Kurzbeschreibung
Auf dem Höhepunkt der Revolutionsfurcht im Frühsommer 1878
beanspruchten auch die internationalen Beziehungen Bismarcks
Aufmerksamkeit. Der Berliner Kongress wurde vom 13. Juni bis 13. Juli
1878 als internationales Treffen einberufen, um die Balkanfrage im
Gefolge des Russisch-Türkischen Krieges von 1877/78 zu lösen. Bismarck
bot seine Dienste als „ehrlicher Makler“ an, wodurch er einen
diplomatischen Triumph errang. Ursprünglich hoffte der Berliner
Magistrat, einen festlichen Empfang zum Abschluss des Kongresses zu
veranstalten. Doch als der Plan fehlschlug, verwendete er die
bereitgestellten Mittel, um dieses Gemälde bei Anton von Werner
(1843–1915) in Auftrag zu geben. Am 22. März 1881, dem 84. Geburtstag
des Kaisers, stellte der Künstler den Berliner Stadtvätern das Bild vor.
Werners Gemälde hebt eine Reihe wichtiger Teilnehmer des Kongresses
hervor, darunter den auf der linken Seite zu sehenden britischen
Premierminister Benjamin Disraeli (1804–1881). Der eigentliche
Mittelpunkt des Betrachterinteresses ist jedoch das Trio unmittelbar im
Vordergrund und genauer gesagt der Handschlag zwischen Bismarck und dem
zweithöchsten anwesenden russischen Diplomaten, Graf Pjotr A. Schuwálow
(1827–1889). Der österreichisch-ungarische Vertreter, Graf Gyula
Andrássy (1823–1890), schaut zu. Dass Schuwálow ein so gutes Verhältnis
zu Bismarck hatte, ärgerte den Leiter der russischen Delegation, Fürst
Alexander M. Gortschakow (1798–1883) (sitzend links), der anschließend
sicherstellte, dass Schuwálows Karriere bergab ging. Unter den Männern
ganz rechts befinden sich Lord Salisbury, der britische Außenminister,
und Lord Odo Russell, der britische Botschafter in Berlin (dritter bzw.
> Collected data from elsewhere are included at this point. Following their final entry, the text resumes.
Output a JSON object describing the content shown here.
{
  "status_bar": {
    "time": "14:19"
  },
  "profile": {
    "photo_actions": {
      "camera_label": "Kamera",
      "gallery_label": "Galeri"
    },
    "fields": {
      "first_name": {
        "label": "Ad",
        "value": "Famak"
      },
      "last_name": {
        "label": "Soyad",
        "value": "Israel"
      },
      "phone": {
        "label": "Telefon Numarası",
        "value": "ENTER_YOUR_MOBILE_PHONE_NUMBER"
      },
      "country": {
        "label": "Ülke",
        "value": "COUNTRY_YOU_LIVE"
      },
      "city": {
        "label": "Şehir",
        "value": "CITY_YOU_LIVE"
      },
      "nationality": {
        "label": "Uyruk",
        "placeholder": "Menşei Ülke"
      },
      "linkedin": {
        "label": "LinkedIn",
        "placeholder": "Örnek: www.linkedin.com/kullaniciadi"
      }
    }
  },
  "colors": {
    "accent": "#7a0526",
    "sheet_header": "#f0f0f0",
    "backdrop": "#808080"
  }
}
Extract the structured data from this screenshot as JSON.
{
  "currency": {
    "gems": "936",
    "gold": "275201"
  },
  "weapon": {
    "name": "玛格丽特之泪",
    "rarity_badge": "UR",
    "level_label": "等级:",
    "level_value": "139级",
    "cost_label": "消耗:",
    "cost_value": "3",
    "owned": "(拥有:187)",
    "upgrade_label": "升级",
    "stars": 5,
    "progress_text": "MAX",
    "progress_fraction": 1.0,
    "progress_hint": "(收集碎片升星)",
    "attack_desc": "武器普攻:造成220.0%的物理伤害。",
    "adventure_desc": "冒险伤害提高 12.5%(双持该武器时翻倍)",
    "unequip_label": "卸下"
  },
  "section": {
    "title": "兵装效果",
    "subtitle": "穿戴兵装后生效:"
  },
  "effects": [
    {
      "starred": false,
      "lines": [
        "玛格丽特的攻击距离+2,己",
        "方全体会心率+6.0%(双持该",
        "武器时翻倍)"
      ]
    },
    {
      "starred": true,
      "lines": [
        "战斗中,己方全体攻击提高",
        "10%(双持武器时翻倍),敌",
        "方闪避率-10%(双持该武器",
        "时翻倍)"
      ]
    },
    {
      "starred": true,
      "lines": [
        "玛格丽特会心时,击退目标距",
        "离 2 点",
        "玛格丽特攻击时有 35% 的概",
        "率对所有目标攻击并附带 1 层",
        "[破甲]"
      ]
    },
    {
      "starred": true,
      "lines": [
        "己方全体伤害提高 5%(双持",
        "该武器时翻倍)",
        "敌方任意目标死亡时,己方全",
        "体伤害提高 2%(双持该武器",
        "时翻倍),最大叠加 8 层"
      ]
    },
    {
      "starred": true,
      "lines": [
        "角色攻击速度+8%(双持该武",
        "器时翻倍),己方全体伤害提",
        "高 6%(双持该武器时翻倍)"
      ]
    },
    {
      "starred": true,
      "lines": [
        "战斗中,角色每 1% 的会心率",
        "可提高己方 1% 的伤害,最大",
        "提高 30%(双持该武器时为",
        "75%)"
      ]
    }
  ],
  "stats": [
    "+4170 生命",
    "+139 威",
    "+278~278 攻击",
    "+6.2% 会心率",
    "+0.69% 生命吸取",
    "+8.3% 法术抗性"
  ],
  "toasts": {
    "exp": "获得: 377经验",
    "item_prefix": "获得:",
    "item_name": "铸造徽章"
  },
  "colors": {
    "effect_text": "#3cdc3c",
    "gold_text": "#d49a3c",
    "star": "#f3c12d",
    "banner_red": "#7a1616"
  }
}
vierter von Außen). Der Handschlag im Vordergrund war teilweise vom
Künstler selbst orchestriert, der den Betrachter in die Lage versetzen
wollte, sich auf eine relativ vertrauliche Gruppe zu konzentrieren statt
auf eine undifferenzierte Ansammlung von Diplomaten. Doch das hielt
Kritiker nicht von der Beanstandung ab, Werner habe lediglich ein
„reines Wachsfigurenkabinett“ gemalt. Werner hatte sogar den Rahmen
vorgeschlagen, denn das Zimmer, in dem der Handschlag stattfand, war
besser beleuchtet als der Hauptverhandlungsraum.